# Word Counts

When you are working with a pile of twitter data it can be useful to take a look at the types of words that are used in the dataset. To do this we need to create a function that will read through the tweets, and split the text of the tweet on whitespace, normalize (lowercase) the word, and then keep track of the number of times the word was seen using a Python dictionary.

In [14]:
import json
import gzip

def word_counts(filename):
    counts = {}
    for line in gzip.open(filename, 'rt'):
        tweet = json.loads(line)
        if 'text' not in tweet:
            break
        for word in tweet['text'].split(' '):
            word = word.lower()
            counts[word] = counts.get(word, 0) + 1
    return counts

Go ahead and change this filename if you want to look at another dataset:

In [17]:
counts = word_counts('data/filters/fakePREMIS/author-mentions.json.gz')

We can try printing out the results, but the dictionary is unordered, so it's kind of messy.

In [18]:
print(counts)

{'': 1087, 'guilty': 2, "she's": 3, 'mean': 3, 'form': 2, '😀': 3, 'idol,please': 1, 'vc': 4, "riches'": 1, "(he's": 2, 'worthwhile': 1, 'posible:': 1, 'truly': 1, 'http://t.co/1yk5ouuwbh': 1, 'goes!': 1, 'happened': 2, 'aim': 1, 'am': 6, 'choose': 1, '😂❤️': 1, '@nytimes': 1, 'longer': 1, 'answers,': 1, "'starved',": 1, 'weasley': 1, 'looking': 1, 'head': 5, 'nós': 1, 'instantly': 1, '@jk_rowling,': 1, '*bangs': 2, 'dedicated': 1, 'tiffany': 2, '@lolgorges': 1, '😍👸\U0001f3fe👸\U0001f3fc': 1, 'trek:': 16, "i'll": 11, 'creativity!': 1, 'letter?': 1, 'fred': 1, 'begrudgers"': 1, "albus's": 5, 'army': 1, 'hermione,': 1, 'die': 2, 'and': 312, 'kidding.': 1, 'attention': 2, 'ginny': 2, 'moon.': 1, '#8': 1, 'disgrace!': 1, 'beautiful': 5, 'loved': 4, 'tonight:': 3, 'belongs,': 2, 'her': 16, 'jiggery-poking': 1, "weasley's": 1, 'beautiful!': 2, 'https://t.co/ynnglpnjeo': 1, 'wrong.': 5, 'para': 1, 'henry.': 1, 'technically,': 1, 'chrome': 1, 'real?': 1, 'negative': 2, '-or': 1, 'opening': 4, 'en

We can create a list of the words that are sorted in descending order by the number of times they appear.

In [19]:
words = sorted(counts, key=counts.get, reverse=True)
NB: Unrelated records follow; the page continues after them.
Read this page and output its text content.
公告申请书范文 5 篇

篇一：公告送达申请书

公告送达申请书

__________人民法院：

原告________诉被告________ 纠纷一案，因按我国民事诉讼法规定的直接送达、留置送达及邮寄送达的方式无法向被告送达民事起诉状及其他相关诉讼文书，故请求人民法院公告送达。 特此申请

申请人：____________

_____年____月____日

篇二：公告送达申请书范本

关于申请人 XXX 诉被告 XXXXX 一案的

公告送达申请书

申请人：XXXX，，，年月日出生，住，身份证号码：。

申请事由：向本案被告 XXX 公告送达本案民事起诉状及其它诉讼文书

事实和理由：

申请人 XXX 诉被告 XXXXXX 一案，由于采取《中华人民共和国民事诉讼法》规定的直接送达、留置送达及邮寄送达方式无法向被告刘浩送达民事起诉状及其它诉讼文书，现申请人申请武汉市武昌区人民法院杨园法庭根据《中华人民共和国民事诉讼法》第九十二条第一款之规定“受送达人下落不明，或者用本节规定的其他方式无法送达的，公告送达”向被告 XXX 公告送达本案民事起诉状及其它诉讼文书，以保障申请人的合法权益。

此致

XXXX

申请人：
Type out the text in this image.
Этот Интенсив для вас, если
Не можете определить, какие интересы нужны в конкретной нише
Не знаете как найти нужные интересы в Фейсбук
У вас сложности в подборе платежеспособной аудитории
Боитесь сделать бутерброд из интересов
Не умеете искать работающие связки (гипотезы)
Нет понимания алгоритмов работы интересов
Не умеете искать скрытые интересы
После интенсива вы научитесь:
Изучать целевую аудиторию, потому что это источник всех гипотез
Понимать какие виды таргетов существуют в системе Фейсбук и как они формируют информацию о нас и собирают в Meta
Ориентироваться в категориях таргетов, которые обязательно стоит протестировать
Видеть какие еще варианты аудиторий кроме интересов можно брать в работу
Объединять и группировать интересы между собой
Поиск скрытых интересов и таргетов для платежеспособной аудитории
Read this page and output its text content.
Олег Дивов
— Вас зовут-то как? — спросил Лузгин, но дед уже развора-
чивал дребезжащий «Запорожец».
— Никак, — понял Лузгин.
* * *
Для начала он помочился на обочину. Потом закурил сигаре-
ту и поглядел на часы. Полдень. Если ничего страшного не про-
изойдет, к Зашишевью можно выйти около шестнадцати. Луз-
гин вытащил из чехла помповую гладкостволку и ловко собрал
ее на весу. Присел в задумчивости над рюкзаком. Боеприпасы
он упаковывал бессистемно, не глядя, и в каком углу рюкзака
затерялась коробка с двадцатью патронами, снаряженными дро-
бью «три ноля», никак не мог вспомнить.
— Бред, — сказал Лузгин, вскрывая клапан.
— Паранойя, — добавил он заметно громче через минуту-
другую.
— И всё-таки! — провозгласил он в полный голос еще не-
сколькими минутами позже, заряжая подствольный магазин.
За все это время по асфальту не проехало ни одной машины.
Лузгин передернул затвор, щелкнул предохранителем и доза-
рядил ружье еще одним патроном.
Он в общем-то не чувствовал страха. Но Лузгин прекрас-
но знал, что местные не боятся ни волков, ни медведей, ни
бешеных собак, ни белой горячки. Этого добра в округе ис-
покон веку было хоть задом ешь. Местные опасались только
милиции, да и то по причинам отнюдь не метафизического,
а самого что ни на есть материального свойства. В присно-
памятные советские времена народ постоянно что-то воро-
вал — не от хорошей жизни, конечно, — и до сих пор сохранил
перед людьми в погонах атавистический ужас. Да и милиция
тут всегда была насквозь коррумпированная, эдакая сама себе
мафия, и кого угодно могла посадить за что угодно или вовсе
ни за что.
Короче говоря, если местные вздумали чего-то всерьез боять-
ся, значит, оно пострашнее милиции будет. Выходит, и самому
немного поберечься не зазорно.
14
Now we can see how many unique words there are:

In [20]:
print(len(words))

3210


And we can print out the top 25 words with their frequency:

In [22]:
for word in words[0:25]:
    print(word, counts[word])

rt 2150
@jk_rowling: 1530
 1087
you 1087
she 1001
don't 994
than 953
go 946
i'm 944
many 935
because 924
people 915
super-talented 898
#teamserena 897
meet 897
is. 896
nicer 894
today, 893
http://t.c… 893
@serenawilliams! 893
the 663
a 644
of 427
is 403
in 378